Here is a quote from Wayne Channon's article in Eurodressage from earlier this year. He is discussing the accuracy of awarding scores for dressage competition and I think he has some very good points.

"...I asked a mathematician at Imperial College, London, to give his view on our current system. His view was extremely interesting.

"He analysed our current scoring system and pointed out a possible perverse result of integer scoring. Take two horses, Horse A is a 6.4 mover for all 36 moves and Horse B is a 5.7 mover for 34 moves and a 6.6 mover for the other two.

"Clearly, horse A is the better horse of the two and should score more highly. However, when you work out their score for a Grand Prix test, the result is amazing:

* Horse A scores 6.4 at all 36 moves and hence is awarded a mark of 6 for every move and gets an average of 6.0 or 60%. Horse B scores 5.7 at 34 moves and 6.6 at the two remaining moves which happen to have a coefficient of two. The judges would award 34 times the mark 6 and twice the mark 7. The average is 6.083 which amount to a total mark of 60.83%
* So Horse B would win by 0.83%
* If the precision of the individual scores would be decimal, then the correct scores would be Horse A 64% and Horse B 57.75%. This is the problem with integer scoring!"

For the whole piece go to http://www.eurodressage.com/editor/wayne/20080118_halfpoints-sequal...

I think it is about time the dressage scoring system was reviewed, and I am surprised this issue has not been discussed more. We owe it to ourselves to make the marking system clearer.

Here is another point made by Wayne, which really made me think:

"It does not only affect the riders at the top of the sport it has just as big an effect on the everyday dressage competitor.
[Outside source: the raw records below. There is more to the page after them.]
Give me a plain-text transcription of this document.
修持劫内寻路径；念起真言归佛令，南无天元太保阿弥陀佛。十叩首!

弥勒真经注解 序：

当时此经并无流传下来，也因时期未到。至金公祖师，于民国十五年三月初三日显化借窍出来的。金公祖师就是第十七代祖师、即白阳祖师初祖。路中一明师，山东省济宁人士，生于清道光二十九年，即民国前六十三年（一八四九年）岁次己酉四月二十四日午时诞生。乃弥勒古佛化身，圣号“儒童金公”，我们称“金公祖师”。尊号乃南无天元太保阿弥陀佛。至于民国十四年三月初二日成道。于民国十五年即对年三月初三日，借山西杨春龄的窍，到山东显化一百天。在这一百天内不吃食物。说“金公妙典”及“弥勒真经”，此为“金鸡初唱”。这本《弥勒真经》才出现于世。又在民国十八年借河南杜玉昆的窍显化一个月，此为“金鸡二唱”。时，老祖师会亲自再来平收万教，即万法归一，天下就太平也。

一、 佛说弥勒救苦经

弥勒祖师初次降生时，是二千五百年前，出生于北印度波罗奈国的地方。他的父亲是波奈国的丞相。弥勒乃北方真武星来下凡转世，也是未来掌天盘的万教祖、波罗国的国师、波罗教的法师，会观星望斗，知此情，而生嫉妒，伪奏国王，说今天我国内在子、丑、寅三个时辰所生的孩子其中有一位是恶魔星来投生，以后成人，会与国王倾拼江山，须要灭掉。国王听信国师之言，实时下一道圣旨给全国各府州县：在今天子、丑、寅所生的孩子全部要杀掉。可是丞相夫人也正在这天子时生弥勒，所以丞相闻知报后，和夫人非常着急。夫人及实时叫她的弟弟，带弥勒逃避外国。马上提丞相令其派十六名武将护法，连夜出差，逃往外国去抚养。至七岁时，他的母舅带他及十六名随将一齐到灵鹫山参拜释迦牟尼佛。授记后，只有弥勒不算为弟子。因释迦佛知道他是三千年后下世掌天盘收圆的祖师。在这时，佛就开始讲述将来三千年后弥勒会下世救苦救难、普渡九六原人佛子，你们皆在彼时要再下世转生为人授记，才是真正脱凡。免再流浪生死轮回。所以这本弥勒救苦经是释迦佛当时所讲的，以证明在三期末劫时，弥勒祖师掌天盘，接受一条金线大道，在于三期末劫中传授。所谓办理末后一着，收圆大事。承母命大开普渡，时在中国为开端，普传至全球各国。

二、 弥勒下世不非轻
"For example, take a rider that achieved a solid 62% to 64% all year. Over the winter she makes considerable improvement only to find that she is still “rewarded” with 62% to 63%! How can this be?

"To understand this, we have to look at how judges judge according to the current marking system. Take a normal horse, ie one that has basic paces for a 6 or a 7 or somewhere in between. Few have movement for a 5 or less or for more than a 7. So when a judge looks at a combination they start on a “this is a 6 or a 7 trot or canter” and move up or down on how well each movement is performed.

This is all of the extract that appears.